Chris Perez honored to pitch for Team USA in World Baseball Classic

The call came, but Chris Perez missed it.

The Holmes Beach native, IMG alum and Cleveland Indians closer was busy moving the day his cell phone rang and Joe Torre was waiting on the other end.

"I hope it's good news," Perez remembered thinking.

The owner of four World Series rings, Torre, as it turns out, isn't above leaving a voice mail.

And once Perez returned it, his fears melted away.

Torre, who will manage Team USA during next month's World Baseball Classic, was calling Perez to tell him he was on the team.

And unlike a large of swath of superstars, Perez didn't turn down the invitation.

He was the one he wanted it to begin with, as soon as the player's association began taking a preliminary head count toward the end of last season.

"I was like, 'Yes, I'd love to play,'" Perez said. "It's a great game, and we invented it."

It's understandable why some of the sport's biggest names have waved away Torre's request to play for Team USA, which will come together in early March at the Colorado Rockies' spring training complex in Salt River Flats, Ariz.

Spring training is all about easing into a routine; the World Baseball Classic is all about playing to win in mid-March.

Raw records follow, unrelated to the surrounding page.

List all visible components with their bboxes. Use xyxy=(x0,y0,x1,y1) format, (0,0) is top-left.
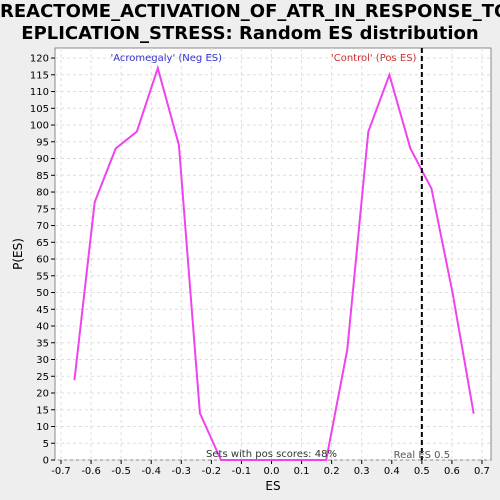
y-tick-label: 90 xyxy=(36,154,49,165)
es-distribution-line xyxy=(73,64,475,461)
y-tick-label: 10 xyxy=(36,422,49,433)
x-tick-label: 0.7 xyxy=(474,466,490,477)
data-point xyxy=(93,201,96,203)
y-tick-label: 110 xyxy=(30,87,49,98)
real-es-label: Real ES 0.5 xyxy=(394,450,450,461)
y-tick-label: 95 xyxy=(36,137,49,148)
x-tick-label: 0.5 xyxy=(414,466,430,477)
y-tick-label: 50 xyxy=(36,288,49,299)
y-tick-label: 15 xyxy=(36,405,49,416)
data-point xyxy=(367,130,370,133)
y-tick-label: 65 xyxy=(36,238,49,249)
y-tick-label: 100 xyxy=(30,121,49,132)
y-tick-label: 120 xyxy=(30,54,49,65)
x-tick-label: 0.4 xyxy=(384,466,400,477)
x-tick-label: -0.4 xyxy=(141,466,161,477)
y-tick-label: 85 xyxy=(36,171,49,182)
y-tick-label: 25 xyxy=(36,372,49,383)
grid-lines xyxy=(55,48,491,461)
data-point xyxy=(114,147,117,150)
x-tick-label: -0.2 xyxy=(202,466,222,477)
y-tick-label: 115 xyxy=(30,70,49,81)
pos-scores-label: Sets with pos scores: 48% xyxy=(206,449,337,460)
pos-es-label: 'Control' (Pos ES) xyxy=(331,53,417,64)
y-tick-label: 5 xyxy=(43,439,49,450)
y-tick-label: 0 xyxy=(43,456,49,467)
data-point xyxy=(135,130,138,133)
y-tick-label: 70 xyxy=(36,221,49,232)
x-tick-label: -0.3 xyxy=(172,466,192,477)
y-tick-label: 45 xyxy=(36,305,49,316)
data-point xyxy=(388,73,391,76)
series-layer xyxy=(73,64,475,461)
data-point xyxy=(262,459,264,461)
y-axis-title: P(ES) xyxy=(11,238,25,270)
data-point xyxy=(409,147,412,150)
y-tick-label: 60 xyxy=(36,255,49,266)
x-tick-label: 0.1 xyxy=(294,466,310,477)
y-tick-label: 75 xyxy=(36,204,49,215)
x-tick-label: 0.0 xyxy=(264,466,280,477)
y-axis: 0 5 10 15 20 25 30 35 40 45 50 55 60 65 70 75 80 85 90 95 10… xyxy=(30,54,55,467)
x-tick-label: 0.6 xyxy=(444,466,460,477)
data-point xyxy=(325,459,328,461)
x-tick-label: -0.5 xyxy=(111,466,131,477)
data-point xyxy=(157,67,159,69)
x-tick-label: 0.2 xyxy=(324,466,340,477)
neg-es-label: 'Acromegaly' (Neg ES) xyxy=(110,53,222,64)
x-tick-label: 0.3 xyxy=(354,466,370,477)
x-axis: -0.7 -0.6 -0.5 -0.4 -0.3 -0.2 -0.1 0.0 0.1 0.2 0.3… xyxy=(51,460,490,477)
data-point xyxy=(451,291,454,294)
y-tick-label: 80 xyxy=(36,188,49,199)
data-point xyxy=(241,459,243,461)
data-point xyxy=(472,412,475,414)
data-point xyxy=(430,187,433,190)
data-point xyxy=(220,459,222,461)
data-point xyxy=(199,412,201,414)
x-tick-label: -0.1 xyxy=(232,466,252,477)
x-tick-label: -0.7 xyxy=(51,466,71,477)
y-tick-label: 20 xyxy=(36,389,49,400)
data-point xyxy=(346,348,349,351)
x-tick-label: -0.6 xyxy=(81,466,101,477)
x-axis-title: ES xyxy=(265,479,280,493)
chart-title-line-2: EPLICATION_STRESS: Random ES distributio… xyxy=(21,23,479,44)
y-tick-label: 105 xyxy=(30,104,49,115)
y-tick-label: 30 xyxy=(36,355,49,366)
data-point xyxy=(73,378,76,381)
data-point xyxy=(283,459,285,461)
y-tick-label: 40 xyxy=(36,322,49,333)
data-point xyxy=(178,144,180,146)
y-tick-label: 55 xyxy=(36,271,49,282)
plot-area xyxy=(54,47,492,461)
data-point xyxy=(304,459,306,461)
y-tick-label: 35 xyxy=(36,338,49,349)
chart-title-line-1: REACTOME_ACTIVATION_OF_ATR_IN_RESPONSE_T… xyxy=(0,1,500,22)
chart-title: REACTOME_ACTIVATION_OF_ATR_IN_RESPONSE_T… xyxy=(0,1,500,45)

And while teams aren't permitted to prevent a player from participating in the WBC, it isn't always the easiest thing to go against the guy who signs your paycheck, especially when said paycheck could easily put a few dozen twins through college.

Perez, however, never thought twice about playing.

He wants to represent

his country, which hasn't made it past the semifinals during the first two WBCs.

"It's kind of a black eye," Perez said of Team USA's previous performances. "Also, it's an honor to be selected. It's what you've worked your whole life for. When I played in college, I wanted to be one of the best in college. When I played in the minors, I wanted to be one of the best in the minors. And now that I'm a major leaguer, I want to be one of the best in the majors. And this kind of validates that."

In preparation for playing competitive games rather than easy-as-Sunday-morning Cactus League contests, Perez began throwing a couple of weeks early in attempt to round into the guy who has produced 98 saves and two All-Star team selections during the past three years.

"I wanted to make sure I'm closer to midseason form, and I feel stronger because of it," Perez said. "I'm not concerned about wearing down later in the year. I hope I don't. But right now, I'm feeling fine."

He's ready to wear USA across his chest, ready to play for a manager likely to land in the hall of fame and ready to help the United States take back ownership of the game we proudly call our own.

It's big-time baseball in the middle of spring.

Perez is ecstatic to be a part of it.

Given how some of baseball's other guys have reacted to the WBC, that's good news, too.